Lalu, bagaimana dengan film selanjutnya? Pendapat pribadi saya: Prince Caspian adalah film yang baik, banyak pengembangan dari bukunya, seperti film pertamanya. Pengembangan ini penting sekali untuk film Narnia karena kisah di bukunya sendiri sangat sederhana dan kadang membingungkan sehingga perlu penjelasan lebih lanjut. Hanya saja, jika pengembangan di film pertama terasa sangat pas, pengembangan di Prince Caspian terasa berlebihan dibeberapa bagian. Akibatnya, film ini terasa jauh lebih gelap daripada film pertama. Membuat daya tariknya berkurang hingga SETENGAHNYA menurut saya. Dan kelihatannya, penikmat film dan buku lainnya setuju dengan saya karena penurunan finansialnya cukup tajam. Tragis sekali, padahal saya pribadi berpendapat dari segi buku, buku kedua ini jauh lebih menarik daripada buku pertama.
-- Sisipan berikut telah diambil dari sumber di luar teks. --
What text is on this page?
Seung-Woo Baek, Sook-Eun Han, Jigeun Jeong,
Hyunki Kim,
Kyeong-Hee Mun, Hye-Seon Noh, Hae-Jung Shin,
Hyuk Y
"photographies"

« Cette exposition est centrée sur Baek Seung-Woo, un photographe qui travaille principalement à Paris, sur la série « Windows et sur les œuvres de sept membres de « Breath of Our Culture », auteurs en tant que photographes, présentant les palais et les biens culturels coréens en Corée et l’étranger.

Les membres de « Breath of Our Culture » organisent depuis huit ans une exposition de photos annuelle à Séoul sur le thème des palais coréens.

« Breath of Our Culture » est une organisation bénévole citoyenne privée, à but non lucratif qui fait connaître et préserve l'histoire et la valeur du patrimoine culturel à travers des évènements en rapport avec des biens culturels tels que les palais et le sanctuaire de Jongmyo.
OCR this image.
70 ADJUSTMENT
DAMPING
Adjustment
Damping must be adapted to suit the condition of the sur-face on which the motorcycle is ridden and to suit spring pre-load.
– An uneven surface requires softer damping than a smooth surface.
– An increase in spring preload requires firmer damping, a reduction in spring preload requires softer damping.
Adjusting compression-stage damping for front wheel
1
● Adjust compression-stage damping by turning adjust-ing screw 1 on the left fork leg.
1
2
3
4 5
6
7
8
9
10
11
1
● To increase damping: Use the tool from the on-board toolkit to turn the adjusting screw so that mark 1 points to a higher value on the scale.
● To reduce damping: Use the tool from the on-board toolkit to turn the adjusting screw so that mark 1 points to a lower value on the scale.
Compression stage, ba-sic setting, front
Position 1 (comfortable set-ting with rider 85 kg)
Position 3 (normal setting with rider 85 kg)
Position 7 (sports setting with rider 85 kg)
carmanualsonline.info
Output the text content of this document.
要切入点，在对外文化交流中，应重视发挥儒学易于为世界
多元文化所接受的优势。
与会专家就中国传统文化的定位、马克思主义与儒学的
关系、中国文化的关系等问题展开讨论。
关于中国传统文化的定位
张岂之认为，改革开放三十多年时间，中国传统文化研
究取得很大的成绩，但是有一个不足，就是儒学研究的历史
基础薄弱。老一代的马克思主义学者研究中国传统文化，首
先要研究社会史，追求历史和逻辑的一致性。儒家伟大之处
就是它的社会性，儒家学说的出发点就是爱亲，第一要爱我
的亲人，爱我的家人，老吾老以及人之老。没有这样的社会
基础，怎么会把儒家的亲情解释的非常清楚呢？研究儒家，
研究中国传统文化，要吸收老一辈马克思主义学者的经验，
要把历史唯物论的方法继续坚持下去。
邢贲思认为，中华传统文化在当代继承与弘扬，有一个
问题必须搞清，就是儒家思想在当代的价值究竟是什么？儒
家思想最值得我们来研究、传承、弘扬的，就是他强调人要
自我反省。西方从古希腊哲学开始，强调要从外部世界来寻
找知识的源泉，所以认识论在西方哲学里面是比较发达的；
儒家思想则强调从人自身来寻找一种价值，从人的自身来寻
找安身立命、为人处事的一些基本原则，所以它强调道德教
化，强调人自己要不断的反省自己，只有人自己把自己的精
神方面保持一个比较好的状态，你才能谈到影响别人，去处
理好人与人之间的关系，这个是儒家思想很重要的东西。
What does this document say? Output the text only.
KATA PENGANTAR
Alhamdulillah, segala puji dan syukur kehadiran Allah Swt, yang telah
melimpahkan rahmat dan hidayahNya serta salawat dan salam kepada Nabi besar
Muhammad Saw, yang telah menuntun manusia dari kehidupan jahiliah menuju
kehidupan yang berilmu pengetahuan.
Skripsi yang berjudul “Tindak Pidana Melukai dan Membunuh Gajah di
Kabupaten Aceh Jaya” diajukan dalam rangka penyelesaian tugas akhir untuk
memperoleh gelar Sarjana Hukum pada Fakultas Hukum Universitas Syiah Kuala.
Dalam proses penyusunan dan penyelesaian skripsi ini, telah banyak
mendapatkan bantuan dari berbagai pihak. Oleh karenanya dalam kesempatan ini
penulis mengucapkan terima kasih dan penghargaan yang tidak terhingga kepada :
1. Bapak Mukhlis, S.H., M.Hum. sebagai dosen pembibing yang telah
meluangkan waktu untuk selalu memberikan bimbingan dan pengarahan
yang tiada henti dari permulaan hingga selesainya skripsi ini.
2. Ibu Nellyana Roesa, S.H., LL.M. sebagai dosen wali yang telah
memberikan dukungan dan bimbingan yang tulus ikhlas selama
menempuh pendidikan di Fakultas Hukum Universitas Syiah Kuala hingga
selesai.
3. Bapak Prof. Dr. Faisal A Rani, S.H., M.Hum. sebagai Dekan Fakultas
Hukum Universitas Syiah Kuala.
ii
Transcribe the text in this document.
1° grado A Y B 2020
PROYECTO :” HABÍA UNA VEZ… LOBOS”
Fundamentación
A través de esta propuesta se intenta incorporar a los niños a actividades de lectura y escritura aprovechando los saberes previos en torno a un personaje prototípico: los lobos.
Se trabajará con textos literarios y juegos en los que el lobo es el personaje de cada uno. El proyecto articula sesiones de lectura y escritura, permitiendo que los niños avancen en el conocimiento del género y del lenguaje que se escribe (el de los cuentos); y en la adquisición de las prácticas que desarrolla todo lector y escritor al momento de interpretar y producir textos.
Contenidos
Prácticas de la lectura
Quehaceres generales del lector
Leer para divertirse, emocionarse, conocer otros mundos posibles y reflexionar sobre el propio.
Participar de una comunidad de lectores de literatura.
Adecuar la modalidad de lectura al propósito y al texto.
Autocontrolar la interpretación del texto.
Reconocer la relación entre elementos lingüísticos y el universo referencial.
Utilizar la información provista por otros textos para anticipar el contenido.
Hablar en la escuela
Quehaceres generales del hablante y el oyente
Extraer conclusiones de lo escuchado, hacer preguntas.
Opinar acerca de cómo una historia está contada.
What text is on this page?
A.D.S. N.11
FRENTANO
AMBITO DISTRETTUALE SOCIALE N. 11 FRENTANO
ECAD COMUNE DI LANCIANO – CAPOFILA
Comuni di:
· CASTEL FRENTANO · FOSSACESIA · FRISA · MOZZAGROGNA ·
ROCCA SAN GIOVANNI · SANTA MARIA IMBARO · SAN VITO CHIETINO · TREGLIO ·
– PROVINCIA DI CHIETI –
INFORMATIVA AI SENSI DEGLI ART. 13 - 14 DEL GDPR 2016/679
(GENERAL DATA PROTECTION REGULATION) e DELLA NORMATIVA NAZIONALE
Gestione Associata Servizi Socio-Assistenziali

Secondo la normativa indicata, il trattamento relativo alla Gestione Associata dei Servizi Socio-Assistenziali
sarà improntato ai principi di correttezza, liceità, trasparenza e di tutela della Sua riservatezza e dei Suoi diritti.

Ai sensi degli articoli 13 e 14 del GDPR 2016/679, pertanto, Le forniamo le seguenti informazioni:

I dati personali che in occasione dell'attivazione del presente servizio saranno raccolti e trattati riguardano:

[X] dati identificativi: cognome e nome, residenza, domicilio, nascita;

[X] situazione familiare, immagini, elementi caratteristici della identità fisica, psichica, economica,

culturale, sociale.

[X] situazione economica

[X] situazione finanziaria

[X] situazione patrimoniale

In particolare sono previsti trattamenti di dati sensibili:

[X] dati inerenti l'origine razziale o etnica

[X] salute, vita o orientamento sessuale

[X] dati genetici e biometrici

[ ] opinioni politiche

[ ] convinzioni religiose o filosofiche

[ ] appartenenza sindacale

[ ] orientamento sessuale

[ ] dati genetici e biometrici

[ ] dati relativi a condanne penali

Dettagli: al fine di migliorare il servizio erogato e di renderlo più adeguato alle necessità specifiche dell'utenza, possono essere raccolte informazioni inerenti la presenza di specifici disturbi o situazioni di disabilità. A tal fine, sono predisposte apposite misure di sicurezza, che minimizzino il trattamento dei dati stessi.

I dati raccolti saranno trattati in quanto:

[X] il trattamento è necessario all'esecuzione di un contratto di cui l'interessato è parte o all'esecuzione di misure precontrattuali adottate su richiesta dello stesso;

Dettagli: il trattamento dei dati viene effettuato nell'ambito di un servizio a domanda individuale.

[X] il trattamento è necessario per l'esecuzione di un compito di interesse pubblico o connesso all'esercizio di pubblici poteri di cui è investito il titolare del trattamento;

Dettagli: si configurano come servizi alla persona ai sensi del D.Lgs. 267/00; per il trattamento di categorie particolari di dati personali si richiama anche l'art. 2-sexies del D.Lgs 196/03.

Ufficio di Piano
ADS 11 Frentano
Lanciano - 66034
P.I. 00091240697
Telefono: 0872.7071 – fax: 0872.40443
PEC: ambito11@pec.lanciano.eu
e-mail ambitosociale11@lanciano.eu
Lalu, bagaimana film ketiga? The Voyage of the Dawn Treader. Bagus-bagus-bagus, dari sisi pengembangan. Bagaimana film ini menambah banyak unsur untuk membuat cerita makin fokus dan genting (tujuh pedang, pulau kegelapan, dll). Visualisasi ujung dunia juga bagus sekali. Pengembangannya terasa sangat pas sebenarnya. Tapi kenapa gaung Narnia justru semakin tak terdengar setelah film ini?

Sebenarnya, saya juga tidak dapat memahami masalah yang satu ini. Konon, buku ketiga ini adalah yang paling populer karena unsur petualangannya. Saya juga menikmati bukunya, dan filmnya juga lumayan. Hanya saja, jujur saya tidak merasakan unsur petualangan dari bukunya dan unsur WAH yang saya rasakan dari film pertamanya. Jangan tanyakan kenapa. Saya tidak dapat memberi penjelasan detail tentang ini karena saya bukan kritikus film.

Sebagai fans, mungkin ada satu jawaban yang bisa saya berikan. Ketika membaca bukunya, saya sangat excited pada The Lion, the Witch, and the Wardrobe, Prince Caspian, The Horse and His Boy, Magician's Nephew. Silver Chair lumayan juga. Dari daftar favorit itu saya menemukan sebuah kesamaan: Pertama, Pevensie bersaudara lebih baik lengkap (kita paham bahwa Narnia dapat dikatakan tidak ada tokoh utama yang sama di keseluruhan seri). Kedua, faktor villain-nya!!!!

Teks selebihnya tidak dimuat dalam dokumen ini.